Ils se regardèrent, immobiles, avec effroi.

Le jeune homme passa sa main sur son front. Il sentit son visage se crisper, et il se détourna obstinément pour que Jella ne vît pas sa misère. Un mécontentement honteux creusait son être, et comme si on l’avait poussé par derrière ; il sauta par-dessus les rails, il se mit à marcher vers la forêt, là-bas, dans l’obscurité, où personne ne pouvait le voir, où il n’avait besoin de ne voir personne. Que lui était-il arrivé ? Il ne se rappelait plus qu’obscurément une fille, qu’il avait aimée autrefois. Il emportait dans ses deux mains, comme un grand malheur, l’ardente chaleur de la femme. Son regard se retourna involontairement. L’ancestral tourment du désir lui fouetta le sang.

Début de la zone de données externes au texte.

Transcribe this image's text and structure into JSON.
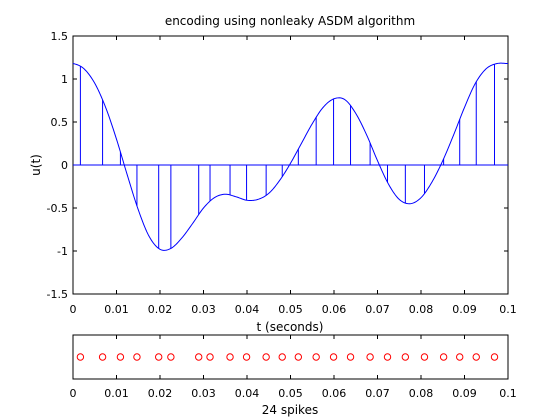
{
  "chart_data": [
    {
      "type": "line",
      "title": "encoding using nonleaky ASDM algorithm",
      "xlabel": "t (seconds)",
      "ylabel": "u(t)",
      "xlim": [
        0,
        0.1
      ],
      "ylim": [
        -1.5,
        1.5
      ],
      "xticks": [
        0,
        0.01,
        0.02,
        0.03,
        0.04,
        0.05,
        0.06,
        0.07,
        0.08,
        0.09,
        0.1
      ],
      "xtick_labels": [
        "0",
        "0.01",
        "0.02",
        "0.03",
        "0.04",
        "0.05",
        "0.06",
        "0.07",
        "0.08",
        "0.09",
        "0.1"
      ],
      "yticks": [
        -1.5,
        -1,
        -0.5,
        0,
        0.5,
        1,
        1.5
      ],
      "ytick_labels": [
        "-1.5",
        "-1",
        "-0.5",
        "0",
        "0.5",
        "1",
        "1.5"
      ],
      "grid": false,
      "line_color": "#0000ff",
      "series": [
        {
          "x": [
            0,
            0.0025,
            0.005,
            0.0075,
            0.01,
            0.0125,
            0.015,
            0.0175,
            0.02,
            0.0225,
            0.025,
            0.0275,
            0.03,
            0.0325,
            0.035,
            0.0375,
            0.04,
            0.0425,
            0.045,
            0.0475,
            0.05,
            0.0525,
            0.055,
            0.0575,
            0.06,
            0.0625,
            0.065,
            0.0675,
            0.07,
            0.0725,
            0.075,
            0.0775,
            0.08,
            0.0825,
            0.085,
            0.0875,
            0.09,
            0.0925,
            0.095,
            0.0975,
            0.1
          ],
          "values": [
            1.18,
            1.12,
            0.95,
            0.67,
            0.3,
            -0.12,
            -0.52,
            -0.83,
            -0.98,
            -0.97,
            -0.85,
            -0.68,
            -0.5,
            -0.38,
            -0.34,
            -0.37,
            -0.41,
            -0.4,
            -0.33,
            -0.18,
            0.02,
            0.25,
            0.48,
            0.67,
            0.77,
            0.76,
            0.6,
            0.35,
            0.05,
            -0.22,
            -0.4,
            -0.45,
            -0.38,
            -0.2,
            0.05,
            0.35,
            0.67,
            0.95,
            1.12,
            1.18,
            1.18
          ]
        }
      ],
      "stems": {
        "color": "#0000ff",
        "t": [
          0.0017,
          0.0068,
          0.0109,
          0.0147,
          0.0197,
          0.0225,
          0.0289,
          0.0315,
          0.0361,
          0.0399,
          0.0444,
          0.0481,
          0.0518,
          0.0559,
          0.0599,
          0.0638,
          0.0683,
          0.0723,
          0.0764,
          0.0808,
          0.0852,
          0.0889,
          0.0927,
          0.0969
        ]
      }
    },
    {
      "type": "scatter",
      "xlabel": "24 spikes",
      "xlim": [
        0,
        0.1
      ],
      "xticks": [
        0,
        0.01,
        0.02,
        0.03,
        0.04,
        0.05,
        0.06,
        0.07,
        0.08,
        0.09,
        0.1
      ],
      "xtick_labels": [
        "0",
        "0.01",
        "0.02",
        "0.03",
        "0.04",
        "0.05",
        "0.06",
        "0.07",
        "0.08",
        "0.09",
        "0.1"
      ],
      "marker": "circle",
      "marker_color": "#ff0000",
      "x": [
        0.0017,
        0.0068,
        0.0109,
        0.0147,
        0.0197,
        0.0225,
        0.0289,
        0.0315,
        0.0361,
        0.0399,
        0.0444,
        0.0481,
        0.0518,
        0.0559,
        0.0599,
        0.0638,
        0.0683,
        0.0723,
        0.0764,
        0.0808,
        0.0852,
        0.0889,
        0.0927,
        0.0969
      ]
    }
  ]
}
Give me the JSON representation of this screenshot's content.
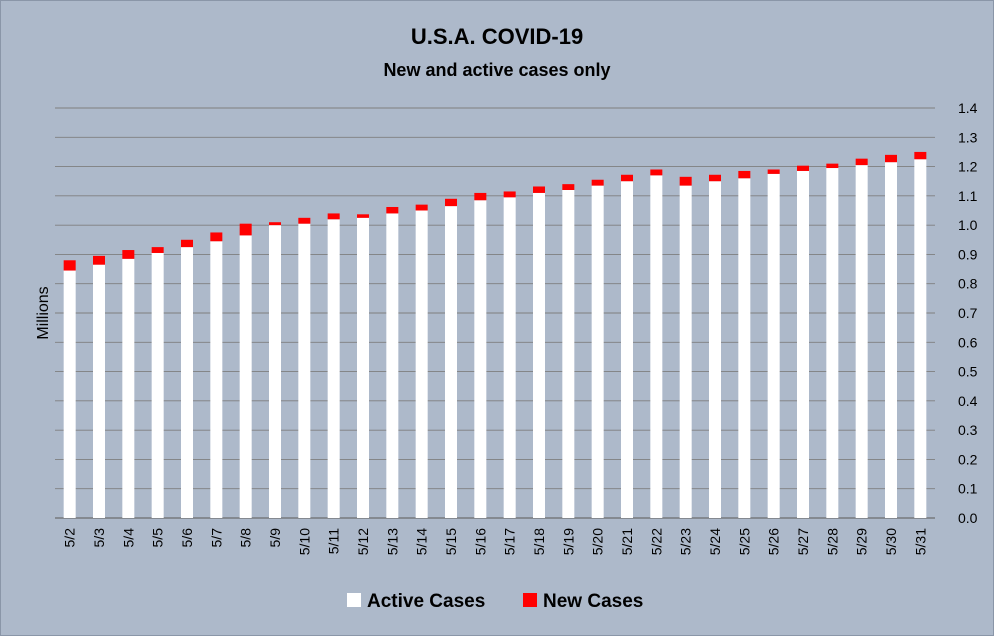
{
  "chart_data": {
    "type": "bar",
    "stacked": true,
    "title": "U.S.A. COVID-19",
    "subtitle": "New and active cases only",
    "ylabel": "Millions",
    "xlabel": "",
    "ylim": [
      0,
      1.4
    ],
    "yticks": [
      "0.0",
      "0.1",
      "0.2",
      "0.3",
      "0.4",
      "0.5",
      "0.6",
      "0.7",
      "0.8",
      "0.9",
      "1.0",
      "1.1",
      "1.2",
      "1.3",
      "1.4"
    ],
    "y_axis_side": "right",
    "grid": true,
    "legend_position": "bottom",
    "categories": [
      "5/2",
      "5/3",
      "5/4",
      "5/5",
      "5/6",
      "5/7",
      "5/8",
      "5/9",
      "5/10",
      "5/11",
      "5/12",
      "5/13",
      "5/14",
      "5/15",
      "5/16",
      "5/17",
      "5/18",
      "5/19",
      "5/20",
      "5/21",
      "5/22",
      "5/23",
      "5/24",
      "5/25",
      "5/26",
      "5/27",
      "5/28",
      "5/29",
      "5/30",
      "5/31"
    ],
    "series": [
      {
        "name": "Active Cases",
        "color": "#ffffff",
        "values": [
          0.845,
          0.865,
          0.885,
          0.905,
          0.925,
          0.945,
          0.965,
          1.0,
          1.005,
          1.02,
          1.025,
          1.04,
          1.05,
          1.065,
          1.085,
          1.095,
          1.11,
          1.12,
          1.135,
          1.15,
          1.17,
          1.135,
          1.15,
          1.16,
          1.175,
          1.185,
          1.195,
          1.205,
          1.215,
          1.225
        ]
      },
      {
        "name": "New Cases",
        "color": "#ff0000",
        "values": [
          0.035,
          0.03,
          0.03,
          0.02,
          0.025,
          0.03,
          0.04,
          0.01,
          0.02,
          0.02,
          0.012,
          0.022,
          0.02,
          0.025,
          0.025,
          0.02,
          0.022,
          0.02,
          0.02,
          0.022,
          0.02,
          0.03,
          0.022,
          0.025,
          0.015,
          0.018,
          0.015,
          0.022,
          0.025,
          0.025
        ]
      }
    ]
  }
}
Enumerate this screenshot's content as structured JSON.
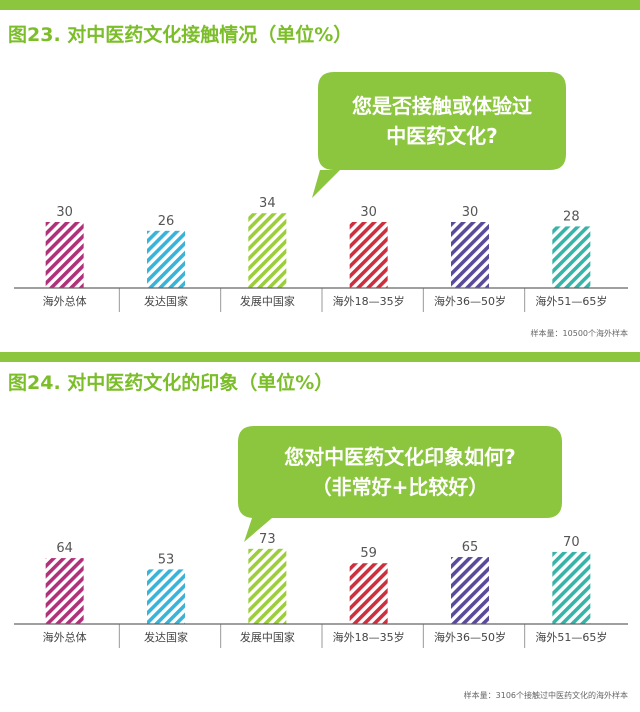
{
  "colors": {
    "accent": "#8cc63f",
    "title": "#7cbd2a",
    "magenta": "#b0317a",
    "cyan": "#3ab3d8",
    "lime": "#9ccd3a",
    "red": "#cc2f3e",
    "purple": "#5a4a9a",
    "teal": "#38b3a8"
  },
  "chart_data": [
    {
      "type": "bar",
      "title": "图23. 对中医药文化接触情况（单位%）",
      "question_line1": "您是否接触或体验过",
      "question_line2": "中医药文化?",
      "categories": [
        "海外总体",
        "发达国家",
        "发展中国家",
        "海外18—35岁",
        "海外36—50岁",
        "海外51—65岁"
      ],
      "values": [
        30,
        26,
        34,
        30,
        30,
        28
      ],
      "ylim": [
        0,
        40
      ],
      "note": "样本量：10500个海外样本"
    },
    {
      "type": "bar",
      "title": "图24. 对中医药文化的印象（单位%）",
      "question_line1": "您对中医药文化印象如何?",
      "question_line2": "（非常好+比较好）",
      "categories": [
        "海外总体",
        "发达国家",
        "发展中国家",
        "海外18—35岁",
        "海外36—50岁",
        "海外51—65岁"
      ],
      "values": [
        64,
        53,
        73,
        59,
        65,
        70
      ],
      "ylim": [
        0,
        80
      ],
      "note": "样本量：3106个接触过中医药文化的海外样本"
    }
  ]
}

La fille était loin, et cette femme si près !

Jella le regarda, les yeux brillants, émerveillés. Puis elle n’entendit plus battre dans le grand silence que son propre cœur. Son cœur battait parmi les pierres, dans la forêt, dans le précipice et dans les montagnes. Tout le reste du monde devint muet. Inconsciemment, elle leva les mains comme si elle avait voulu tordre dans ses doigts l’air dans lequel André venait de respirer. Ses lèvres s’ouvrirent comme si elle avait voulu baiser la tiède nuit bleue, parce que quelque part, au milieu des arbres, elle touchait celui qui avait fui devant elle.

Et à cette minute, elle ressentit quelque chose de merveilleux, d’incompréhensible.

Douloureux délice ! Douleur délicieuse !

Puis tout se déchira. Soudain elle se rendit compte que ses yeux regardaient de l’autre côté, au bord du talus, la maison de garde.

La réalité ! La vie ! La maison de Pierre !

Jusque-là, elle n’avait pensé à rien. Tout en elle était si grand, si beau !

Elle jeta avec inquiétude un coup d’œil sur l’endroit où ils se tenaient tout à l’heure, et elle se dirigea en soupirant vers la maison de garde. L’ombre bossue du toit s’allongeait sur le talus éclairé par la lune. Elle venait chercher Jella dans la nuit.

Jella sauta par-dessus le seuil. Elle se tapit contre Pierre, comme si elle devait effacer quelque chose de mal. Quoi ? Elle ne le savait pas elle-même. Son visage était pâle, ses yeux imploraient du secours.

L’homme était assis à la table de cuisine et traçait de grands chiffres mal formés, sur un papier noirci par la suie. Il leva les yeux en bâillant, mais n’aperçut que la feuille d’avis dans la main de Jella. Il commença de lire, puis, comme le bras de la femme pesait sur son épaule, il le repoussa.

Il parut à Jella que, de ce petit mouvement, Pierre l’avait repoussée loin de lui. On aurait dit qu’elle n’était même plus dans la maison, qu’elle était de nouveau dehors, sur le talus, contre la poitrine d’André.